Given that little is known about the landscape of global CBOs working to support people living with type 1 diabetes and their families, we were pleased that more than 300 organizations responded to the Fund’s second RFP—a 200% increase from the first round—thereby providing us with insight into the breadth of organizations and work serving people living with type one diabetes in LMICs. We attribute this increase to targeted one-on-one outreach by Panorama Global to type 1 diabetes and other health stakeholders in key regions and the networking of current grantee partners, demonstrating the power of individual connections and intentional relationship building for reaching community-based initiatives.

This analysis is based on applications (n=304) submitted in response to The T1D Community Fund’s second request for proposals, open from September 13 to October 30, 2023.

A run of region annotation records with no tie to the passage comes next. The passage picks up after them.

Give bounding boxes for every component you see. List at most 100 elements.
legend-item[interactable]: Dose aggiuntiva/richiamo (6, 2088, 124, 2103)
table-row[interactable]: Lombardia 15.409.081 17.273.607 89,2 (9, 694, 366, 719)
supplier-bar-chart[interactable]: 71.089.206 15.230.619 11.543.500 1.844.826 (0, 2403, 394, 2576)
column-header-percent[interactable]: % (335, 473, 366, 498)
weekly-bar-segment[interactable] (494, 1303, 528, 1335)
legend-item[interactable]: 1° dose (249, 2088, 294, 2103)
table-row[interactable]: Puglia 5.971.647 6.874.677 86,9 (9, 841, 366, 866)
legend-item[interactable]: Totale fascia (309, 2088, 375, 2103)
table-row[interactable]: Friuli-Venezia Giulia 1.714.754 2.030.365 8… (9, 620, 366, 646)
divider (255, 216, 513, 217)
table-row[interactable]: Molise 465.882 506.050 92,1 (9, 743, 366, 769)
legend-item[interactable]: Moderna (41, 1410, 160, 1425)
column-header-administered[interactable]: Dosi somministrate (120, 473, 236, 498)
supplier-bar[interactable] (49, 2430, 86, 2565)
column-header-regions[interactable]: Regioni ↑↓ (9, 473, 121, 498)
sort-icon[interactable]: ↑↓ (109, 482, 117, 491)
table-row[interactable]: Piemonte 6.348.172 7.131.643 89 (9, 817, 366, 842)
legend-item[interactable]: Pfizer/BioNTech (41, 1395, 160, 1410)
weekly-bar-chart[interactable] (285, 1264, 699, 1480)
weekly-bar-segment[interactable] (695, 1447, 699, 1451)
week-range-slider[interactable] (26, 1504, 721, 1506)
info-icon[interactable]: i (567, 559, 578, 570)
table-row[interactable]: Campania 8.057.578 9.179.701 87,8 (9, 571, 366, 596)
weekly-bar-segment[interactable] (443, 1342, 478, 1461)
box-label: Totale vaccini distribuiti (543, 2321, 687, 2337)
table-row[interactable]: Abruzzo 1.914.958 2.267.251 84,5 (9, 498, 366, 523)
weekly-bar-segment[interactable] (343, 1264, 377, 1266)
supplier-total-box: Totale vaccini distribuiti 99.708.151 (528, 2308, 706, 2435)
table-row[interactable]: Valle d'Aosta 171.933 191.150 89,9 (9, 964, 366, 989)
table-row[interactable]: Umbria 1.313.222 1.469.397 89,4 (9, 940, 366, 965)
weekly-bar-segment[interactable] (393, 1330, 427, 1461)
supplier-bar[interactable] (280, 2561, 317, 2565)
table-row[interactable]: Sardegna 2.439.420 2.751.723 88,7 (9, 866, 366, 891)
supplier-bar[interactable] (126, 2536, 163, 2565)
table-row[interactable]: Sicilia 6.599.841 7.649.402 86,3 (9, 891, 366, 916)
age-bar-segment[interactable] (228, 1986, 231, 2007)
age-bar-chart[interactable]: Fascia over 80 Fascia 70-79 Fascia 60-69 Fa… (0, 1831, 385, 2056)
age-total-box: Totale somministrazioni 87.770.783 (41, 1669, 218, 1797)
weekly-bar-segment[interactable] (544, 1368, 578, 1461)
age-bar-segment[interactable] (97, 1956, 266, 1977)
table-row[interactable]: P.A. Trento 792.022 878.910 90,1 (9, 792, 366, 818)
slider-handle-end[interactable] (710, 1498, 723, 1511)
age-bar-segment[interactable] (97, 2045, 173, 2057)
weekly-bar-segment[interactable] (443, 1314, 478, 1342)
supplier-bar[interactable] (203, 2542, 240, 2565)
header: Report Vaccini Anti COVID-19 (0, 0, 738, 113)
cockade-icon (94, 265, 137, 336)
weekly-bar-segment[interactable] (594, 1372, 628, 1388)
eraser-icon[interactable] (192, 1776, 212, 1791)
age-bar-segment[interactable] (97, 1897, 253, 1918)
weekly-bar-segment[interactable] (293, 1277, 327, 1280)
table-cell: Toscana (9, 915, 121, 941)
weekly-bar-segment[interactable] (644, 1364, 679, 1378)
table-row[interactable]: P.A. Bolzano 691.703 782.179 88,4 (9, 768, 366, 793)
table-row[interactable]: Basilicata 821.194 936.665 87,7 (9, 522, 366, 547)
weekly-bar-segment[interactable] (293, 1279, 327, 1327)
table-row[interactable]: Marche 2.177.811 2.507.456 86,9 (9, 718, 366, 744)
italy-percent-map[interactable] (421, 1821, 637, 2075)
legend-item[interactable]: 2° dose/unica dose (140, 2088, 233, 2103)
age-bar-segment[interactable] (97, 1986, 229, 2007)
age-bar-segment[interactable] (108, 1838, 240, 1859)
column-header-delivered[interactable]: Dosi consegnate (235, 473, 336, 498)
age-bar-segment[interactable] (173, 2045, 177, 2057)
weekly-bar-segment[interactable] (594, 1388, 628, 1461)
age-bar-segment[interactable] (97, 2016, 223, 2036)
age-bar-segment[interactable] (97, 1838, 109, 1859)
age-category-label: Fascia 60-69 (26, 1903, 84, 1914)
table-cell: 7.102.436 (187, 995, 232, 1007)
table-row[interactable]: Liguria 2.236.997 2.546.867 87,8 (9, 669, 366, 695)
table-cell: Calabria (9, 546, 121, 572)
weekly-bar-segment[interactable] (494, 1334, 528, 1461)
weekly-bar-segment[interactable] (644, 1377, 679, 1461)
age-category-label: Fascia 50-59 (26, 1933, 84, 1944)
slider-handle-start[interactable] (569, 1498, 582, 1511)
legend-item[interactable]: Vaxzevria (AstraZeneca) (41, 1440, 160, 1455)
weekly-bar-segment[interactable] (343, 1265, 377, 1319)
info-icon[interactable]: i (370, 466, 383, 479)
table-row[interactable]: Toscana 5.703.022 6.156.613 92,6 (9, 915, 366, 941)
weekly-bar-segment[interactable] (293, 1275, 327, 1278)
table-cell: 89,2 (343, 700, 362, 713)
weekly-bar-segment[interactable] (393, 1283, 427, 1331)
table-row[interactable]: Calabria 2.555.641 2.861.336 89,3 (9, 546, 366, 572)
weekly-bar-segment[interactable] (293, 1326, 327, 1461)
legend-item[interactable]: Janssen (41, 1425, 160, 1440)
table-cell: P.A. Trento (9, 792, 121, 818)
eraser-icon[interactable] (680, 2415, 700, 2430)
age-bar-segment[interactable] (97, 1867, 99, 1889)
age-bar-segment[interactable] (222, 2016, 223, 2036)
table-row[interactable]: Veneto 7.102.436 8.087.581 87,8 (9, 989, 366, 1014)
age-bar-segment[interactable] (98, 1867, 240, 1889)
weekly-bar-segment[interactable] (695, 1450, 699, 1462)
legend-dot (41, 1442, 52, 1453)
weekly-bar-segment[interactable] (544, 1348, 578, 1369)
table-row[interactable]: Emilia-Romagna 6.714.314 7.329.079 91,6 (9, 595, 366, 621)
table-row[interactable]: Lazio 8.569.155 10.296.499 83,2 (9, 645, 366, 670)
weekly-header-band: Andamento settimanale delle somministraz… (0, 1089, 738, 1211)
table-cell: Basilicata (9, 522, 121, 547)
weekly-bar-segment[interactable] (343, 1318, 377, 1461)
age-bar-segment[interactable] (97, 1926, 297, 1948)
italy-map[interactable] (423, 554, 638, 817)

Applicant eligibility requirements (self-assessed at time of application):

  • Recognized as a non-governmental organization or charitable entity with confirmation of relevant status or has a U.S.-based 501(c)(3) fiscal sponsor.
  • Based in and serves communities in a low- or middle-income country that qualifies for funding.
  • Conducts type 1 diabetes specific programming in either of the following ways:
    1. As a community-based organization dedicated to type 1 diabetes OR
    2. As an organization with a community-based initiative focused specifically on type 1 diabetes.
  • Able to accept funding through a traditional banking system (defined as a financial institution regulated at a national or regional level depending on the country in which it is located).
  • Able to submit the grant application, reports (if granted), and any related correspondence in English.Despite our best efforts to create a low-lift application, we recognize that the impact of systemic and resource barriers, as well as the requirement to submit proposals in English, likely excluded many from learning about and participating in this RFP.

About The T1D Community Fund‍

The T1D Community Fund supports community-based organizations working to improve the lives of people living with Type 1 diabetes in low- and middle-income countries. It is powered by Panorama Global—a social impact nonprofit that empowers changemakers through radical collaboration—with seed funding from The Leona M. and Harry B. Helmsley Charitable Trust.